Preview of Centralized Reporting for Azure Backup
Microsoft has started to address one of the big feature requests for Azure Backup: centralized reporting. A preview has been launched to allow you to centrally visualize and report on your usage of Azure Backup.
Azure Backup has been with us for a few years now but it is still much younger than many other online backup solutions. There is still a feature gap. I have been promoting Azure Backup with my customers for 3 years. In all that time, the question that always presents, “Can I get a report on successful backups?” Excuse me? Do you mean failed backups? No, they do not mean that. They want to be able to show their internal and external customers that backups are working.
I can go on and on about that line of thinking but the question pointed out something that was missing in Azure Backup. We did not have a means for centrally monitoring and reporting on many sources of backup and cloud (recovery site vault) usage.
Microsoft launched a preview of Azure Backup Reports at the end of June. In this initial release, we can monitor and report on:
- MARS (referred to as MAB in the user interface) backup jobs
- Storage usage
We do not have support for but it is on the way:
- Microsoft Azure Backup Server (MABS) or System Center Data Protection Manager (DPM)
- Azure virtual machine backups
The consumption of data in this solution is enabled by Microsoft Power BI. You can consume up to 1GB of data per user by using the free version of Power BI. Each recovery services vault is configured to dump data into an Azure storage account. An Azure Backup “service” (think of it as a packaged template) is imported into your Power BI account. Power BI is configured to consume data from the storage account via an access key and visualize that data in tons of pretty diagrams and reports.
This is a Power BI solution, so it is very customizable:
- Create your own dashboards
- Edit your own reports
- Create email subscriptions
- Share visualization through websites or SharePoint
Note that you can also export the recovery services vault data to an Event Hub or Log Analytics.
There is a ton of data presented via Power BI. Storage is one of the two costs of Azure Backup, so you will want a good grip on how much you are using and how it is trending (growth and retention).
And to answer the age-old question about successful and failed backups, you can get pretty visualizations on that too:
I have gone one step further and created a very simple report on Azure Backup jobs. It shows the machine name, the end state of the backup job, the date, and the time. I have pinned this report to a summary dashboard and I have subscribed to this report via email. This means that I get a report every day to inform me about backup health and I can see this report very quickly in Power BI.
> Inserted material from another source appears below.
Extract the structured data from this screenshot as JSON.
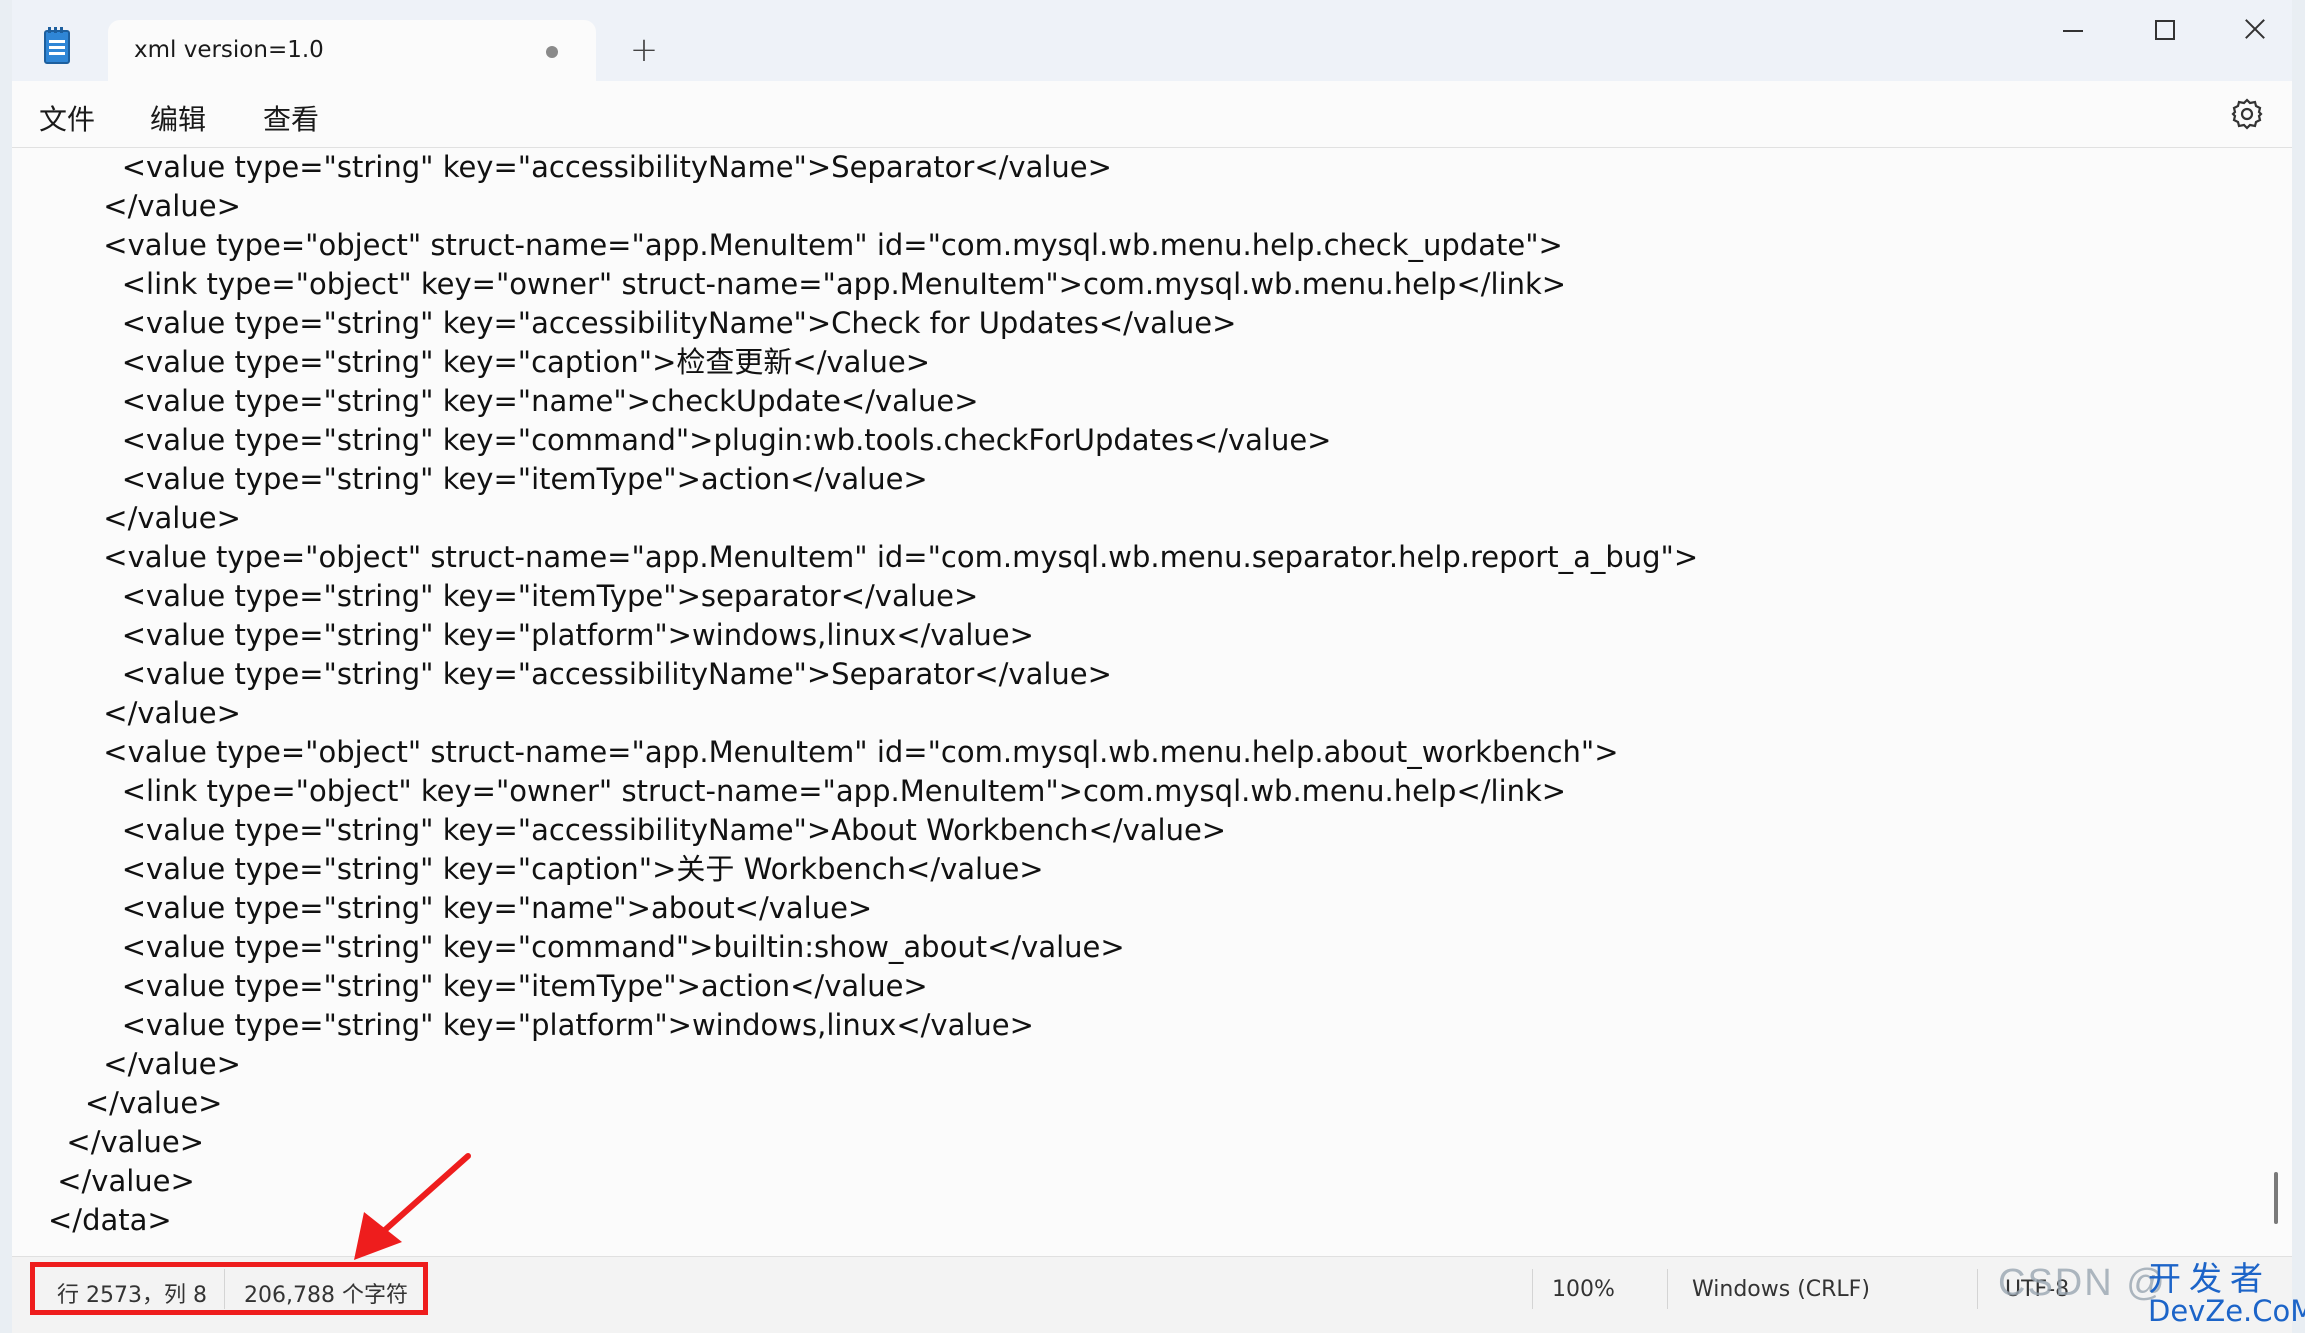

At first, this solution sounded perfect for Microsoft partners. They often deal with many customers in managed services contracts and are responsible for maintaining backups. Each customer has their own tenant (an Azure AD domain), one or more subscriptions in their own tenant, and one or more recovery services vaults in each subscription. This means that the partner must cross a security boundary (the tenant) to manage each customer. Delegated access to guest admin accounts does so much but the tenant boundary is still there.
The architecture that was used in the first preview release of Azure Backup Reporting is subject to the boundaries of the tenant:
- The recovery services vault can only export data to a storage account in the same tenant.
- The Azure Backup Power BI service can only consume data from a single storage account.
- To monitor 50 customers’ backups, you need to deploy 50 storage accounts. You need one in each customer’s tenant and then create 50 instances of Azure Backup in Power BI.
The result is that there is not a single view of all your customers. You can do some things, such as pinning reports to a single summary dashboard, but this does not scale out beyond 4 or so tenants or customers. The reporting solution as it is now, is not very usable for Microsoft partners, to be quite frank.
It would be better if the recovery services vault exported data to a single storage account via an access key. This would allow the data export to scale beyond the security boundary of a tenant and enable the Microsoft partner to have a single view of all backups.
If this cross-tenant solution is important to you, then you can vote on some feedback.
I do not want to end this post on a negative note! The preview release of this solution is great news because we have been waiting for years for centralized monitoring and reporting in Azure Backup. If you are like me, and you are new to Power BI, then this is a great chance to learn something useful. You will find that there are some other useful Azure services that you can use, such as auditing administrator activity in a subscription or auditing sign-in activity in a tenant/Azure AD domain. I think the Azure Backup Reporting solution must solve the multi-tenant problem and sooner rather than later. It needs added support for MABS and Azure virtual machine backups after the tenancy problem, in my opinion. Thankfully, Azure Backup Reporting is off to a good start.